Algumas diferenças em relação ao Brasil se percebem no cotidiano. Na Estônia, não há concurso para escolher diretores das escolas. Candidatos são entrevistados pela prefeitura, que conta com a participação de um conselho formado por pais de alunos. Conhecimentos de gestão e educação são levados em conta. Tanto diretores quanto professores precisam ter pós-graduação. Como não há creches no país — quando os filhos nascem, homens e mulheres podem desfrutar de 36 meses de licença —, a maioria das crianças inicia a vida escolar aos dois anos e meio, no jardim de infância, e ingressa no primeiro ano aos sete.
Governo triplicou o salário de professores
Até pouco tempo atrás, o salário de um professor era baixo: o equivalente a R$ 1,8 mil. O governo mais do que triplicou o rendimento, passando para R$ 5,6 mil.
No Brasil, a média na rede pública é de R$ 3,6 mil.
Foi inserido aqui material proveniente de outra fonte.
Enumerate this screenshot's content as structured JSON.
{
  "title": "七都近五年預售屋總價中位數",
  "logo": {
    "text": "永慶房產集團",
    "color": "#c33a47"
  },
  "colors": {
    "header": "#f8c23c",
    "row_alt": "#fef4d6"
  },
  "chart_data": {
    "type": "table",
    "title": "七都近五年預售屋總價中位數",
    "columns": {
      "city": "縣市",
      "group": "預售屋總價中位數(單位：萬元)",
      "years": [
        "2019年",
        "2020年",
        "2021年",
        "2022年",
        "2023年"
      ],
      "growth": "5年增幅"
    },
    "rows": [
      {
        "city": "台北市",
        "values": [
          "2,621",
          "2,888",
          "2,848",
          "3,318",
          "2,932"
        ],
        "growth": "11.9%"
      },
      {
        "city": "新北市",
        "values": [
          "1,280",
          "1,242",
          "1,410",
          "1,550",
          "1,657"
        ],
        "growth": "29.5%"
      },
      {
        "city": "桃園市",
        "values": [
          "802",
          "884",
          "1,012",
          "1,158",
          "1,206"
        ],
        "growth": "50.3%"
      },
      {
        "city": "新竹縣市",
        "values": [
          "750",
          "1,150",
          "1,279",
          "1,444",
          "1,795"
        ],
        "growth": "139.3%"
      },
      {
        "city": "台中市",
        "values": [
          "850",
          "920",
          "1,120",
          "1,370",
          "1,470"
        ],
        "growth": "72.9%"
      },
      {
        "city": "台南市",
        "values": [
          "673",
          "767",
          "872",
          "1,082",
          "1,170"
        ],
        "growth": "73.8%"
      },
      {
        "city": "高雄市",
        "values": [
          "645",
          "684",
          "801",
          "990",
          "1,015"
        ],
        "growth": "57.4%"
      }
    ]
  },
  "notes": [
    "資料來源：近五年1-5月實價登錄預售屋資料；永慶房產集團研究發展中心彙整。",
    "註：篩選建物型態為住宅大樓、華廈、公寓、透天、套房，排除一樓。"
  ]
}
Os professores continuam com os mesmos alunos da primeira até a terceira série (equivalente ao Ensino Fundamental) — ou, às vezes, até a sexta —, o que garante forte empatia.
A performance nos rankings globais não é só fruto de ações visíveis. Ex-integrante do bloco soviético, a Estônia passou por um amplo processo de afirmação do Estado nacional de forma acelerada. Na educação, elaborou o primeiro currículo unificado em 1996, cinco anos depois de se declarar independente. O Brasil só aprovou sua base curricular no ano passado. Ao mesmo tempo, os estonianos guardaram como herança resquícios da era socialista, que buscava diminuir diferenças de aproveitamento entre os seus alunos. Enquanto vizinhos que estavam sob a mesma cortina de ferro, como Hungria e República Tcheca, fizeram uma transição que atendia às necessidades de suas elites, a Estônia continuou a dar oportunidades iguais a estudantes de diferentes origens sociais. A palavra utilizada por professores é equidade.
Para a pesquisadora Lauren Machado, que estudou as relações entre Estônia e Rússia para a dissertação de mestrado em Estudos Estratégicos pela UFRGS, o legado soviético pode ter influenciado na continuidade das políticas de atenção à educação pelo governo estoniano mesmo depois da queda do bloco socialista:
— Até hoje a Rússia tem taxa de alfabetização alta, chegando a ser o país com mais pessoas alfabetizadas. Há relação bem forte da Estônia, que ficou durante 70 anos como parte da URSS.
A pedagoga cearense Priscila Holanda da Costa Sousa, 36 anos, que vive há dois anos em Talin, destaca a igualdade entre os estudantes percebida no dia a dia do filho mais velho. Francisco Lucas, 10 anos, está no secundário.
— Fora as disciplinas normais, também oferecem aulas extras que a gente paga um preço simbólico, cerca de seis euros a taxa (R$ 28,2). São aulas de programação ou de idiomas como alemão e japonês —conta Priscila.
Lucas e os colegas recebem material escolar e refeição gratuitos. Escolas privadas ainda representam pequena porção do sistema educacional da Estônia.
A Estônia
- Capital - Talin
- Área - 45.339 km²
- População - 1,3 milhão de habitantes
- PIB - US$ 25,9 bilhões (2017)
No ranking do Pisa, está em 3º lugar em Ciência, 6º em Leitura e a 9º em Matemática. O Brasil está em 63ª, 59ª e 66ª posição, respectivamente.
Na Estônia, 42% dos alunos pobres têm boas notas. No Brasil, onde o sistema de ensino tem mais desigualdades internas, são 2%.
A Estônia é também um dos países com a menor quantidade de alunos no nível mais baixo de aprendizagem: são menos de 8%.
O salário do professor é hoje equivalente a R$ 5,6 mil. No Brasil, a média na rede pública é de R$ 3,6 mil.